- Nakazawa, Motoki;
- Matsumoto, Hidenari;
- Li, Debiao;
- Slomka, Piotr J;
- Damini, Dey;
- Cadet, Sebastien;
- Isodono, Koji;
- Irie, Daisuke;
- Higuchi, Satoshi;
- Tanisawa, Hiroki;
- Ohya, Hidefumi;
- Kitamura, Ryoji;
- Komori, Yoshiaki;
- Hondera, Tetsuichi;
- Sato, Ikumi;
- Lee, Hsu-Lei;
- Christodoulou, Anthony G;
- Xie, Yibin;
- Shinke, Toshiro
High-intensity plaque (HIP) on magnetic resonance imaging (MRI) has been documented as a powerful predictor of periprocedural myocardial injury (PMI) following percutaneous coronary intervention (PCI). Despite the recent proposal of three-dimensional HIP quantification to enhance the predictive capability, the conventional pulse sequence, which necessitates the separate acquisition of anatomical reference images, hinders accurate three-dimensional segmentation along the coronary vasculature. Coronary atherosclerosis T1-weighted characterization (CATCH) enables the simultaneous acquisition of inherently coregistered dark-blood plaque and bright-blood coronary artery images.
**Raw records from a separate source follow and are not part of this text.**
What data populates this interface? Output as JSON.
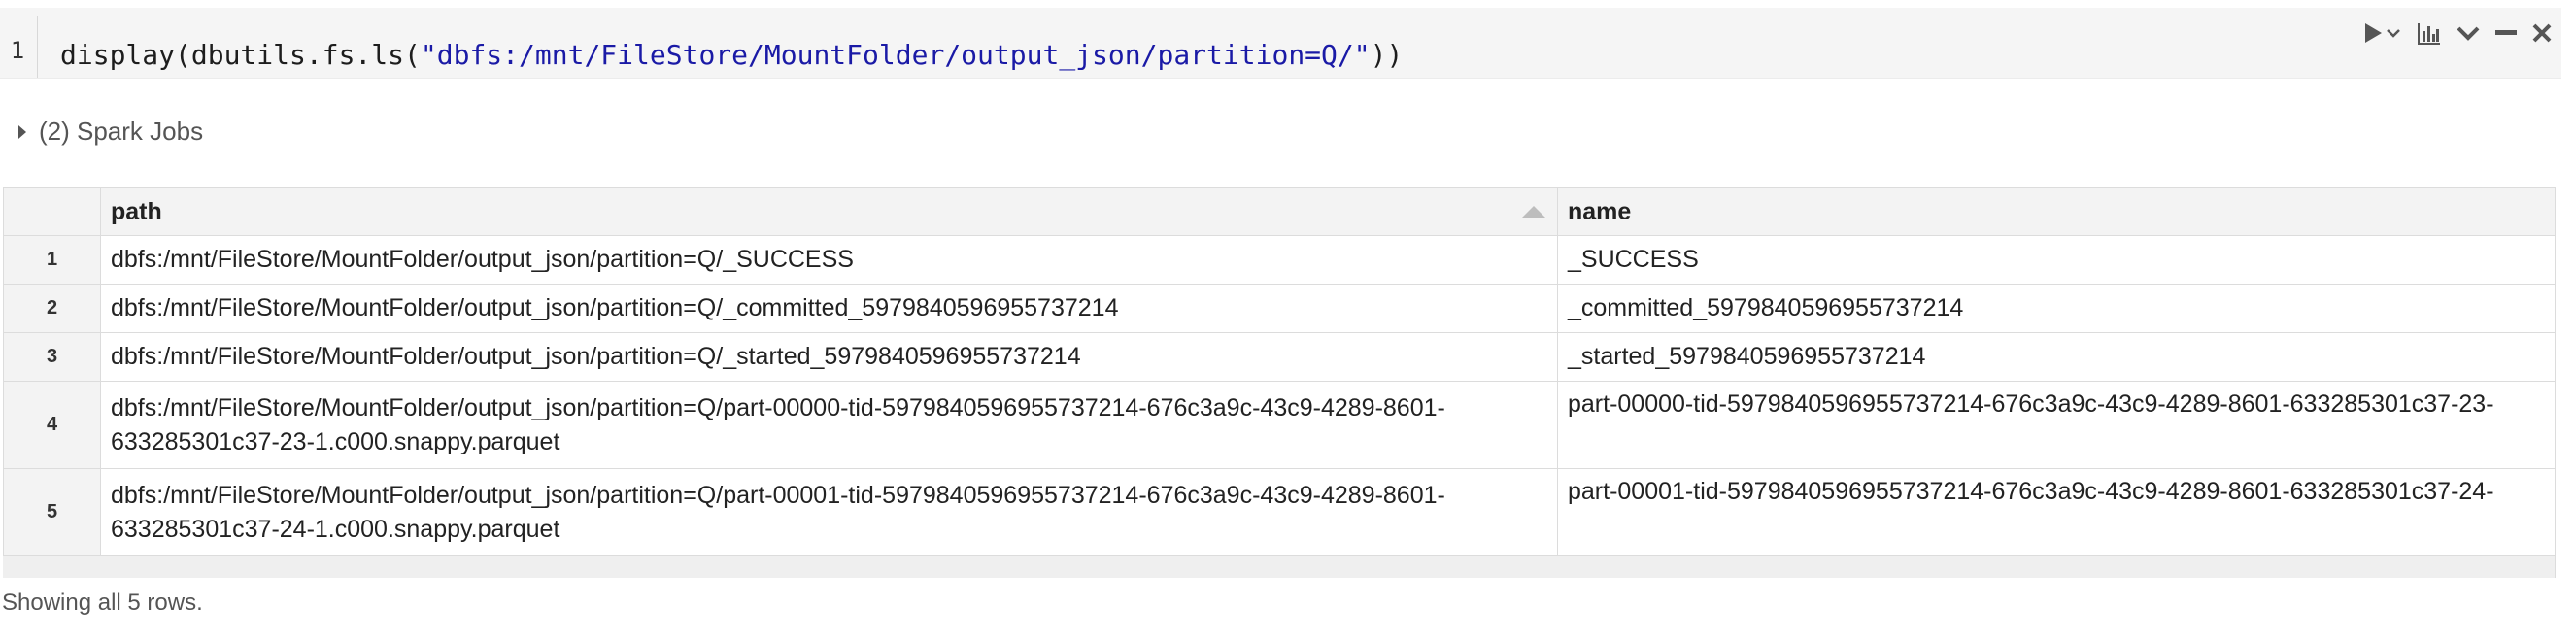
{
  "cell": {
    "line_number": "1",
    "code_prefix": "display(dbutils.fs.ls(",
    "code_string": "\"dbfs:/mnt/FileStore/MountFolder/output_json/partition=Q/\"",
    "code_suffix": "))"
  },
  "toolbar": {
    "icons": [
      "run-icon",
      "run-dropdown-icon",
      "chart-icon",
      "collapse-icon",
      "minimize-icon",
      "close-icon"
    ]
  },
  "spark_jobs": {
    "label": "(2) Spark Jobs"
  },
  "table": {
    "columns": [
      "path",
      "name"
    ],
    "sorted_column": "path",
    "rows": [
      {
        "index": "1",
        "path": "dbfs:/mnt/FileStore/MountFolder/output_json/partition=Q/_SUCCESS",
        "name": "_SUCCESS"
      },
      {
        "index": "2",
        "path": "dbfs:/mnt/FileStore/MountFolder/output_json/partition=Q/_committed_5979840596955737214",
        "name": "_committed_5979840596955737214"
      },
      {
        "index": "3",
        "path": "dbfs:/mnt/FileStore/MountFolder/output_json/partition=Q/_started_5979840596955737214",
        "name": "_started_5979840596955737214"
      },
      {
        "index": "4",
        "path_line1": "dbfs:/mnt/FileStore/MountFolder/output_json/partition=Q/part-00000-tid-5979840596955737214-676c3a9c-43c9-4289-8601-",
        "path_line2": "633285301c37-23-1.c000.snappy.parquet",
        "name": "part-00000-tid-5979840596955737214-676c3a9c-43c9-4289-8601-633285301c37-23-"
      },
      {
        "index": "5",
        "path_line1": "dbfs:/mnt/FileStore/MountFolder/output_json/partition=Q/part-00001-tid-5979840596955737214-676c3a9c-43c9-4289-8601-",
        "path_line2": "633285301c37-24-1.c000.snappy.parquet",
        "name": "part-00001-tid-5979840596955737214-676c3a9c-43c9-4289-8601-633285301c37-24-"
      }
    ]
  },
  "footer": {
    "text": "Showing all 5 rows."
  },
  "colors": {
    "string": "#1a1aa6",
    "cell_bg": "#f5f5f5",
    "header_bg": "#f3f3f3",
    "border": "#dcdcdc"
  }
}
We aimed to develop a novel HIP quantification approach using CATCH and to ascertain its superior predictive performance compared to the conventional two-dimensional assessment based on plaque-to-myocardium signal intensity ratio (PMR). In this prospective study, CATCH MRI was conducted before elective stent implantation in 137 lesions from 125 patients. On CATCH images, dedicated software automatically generated tubular three-dimensional volumes of interest on the dark-blood plaque images along the coronary vasculature, based on the precisely matched bright-blood coronary artery images, and subsequently computed PMR and HIP volume (HIPvol). Specifically, HIPvol was calculated as the volume of voxels with signal intensity exceeding that of the myocardium, weighted by their respective signal intensities. PMI was defined as post-PCI cardiac troponin-T >5× the upper reference limit. The entire analysis process was completed within 3minutes per lesion. PMI occurred in 44 lesions. Based on the receiver operating characteristic curve analysis, HIPvol outperformed PMR for predicting PMI (C-statistics, 0.870 [95% CI, 0.805-0.936] vs. 0.787 [95% CI, 0.706-0.868]; p = 0.001). This result was primarily driven by the higher sensitivity HIPvol offered: 0.886 (95% CI, 0.754-0.962) vs. 0.750 for PMR (95% CI, 0.597-0.868; p = 0.034). Multivariable analysis identified HIPvol as an independent predictor of PMI (odds ratio, 1.15 per 10-μL increase; 95% CI, 1.01-1.30, p = 0.035). Our semi-automated method of analyzing coronary plaque using CATCH MRI provided rapid HIP quantification. Three-dimensional assessment using this approach had a better ability to predict PMI than conventional two-dimensional assessment.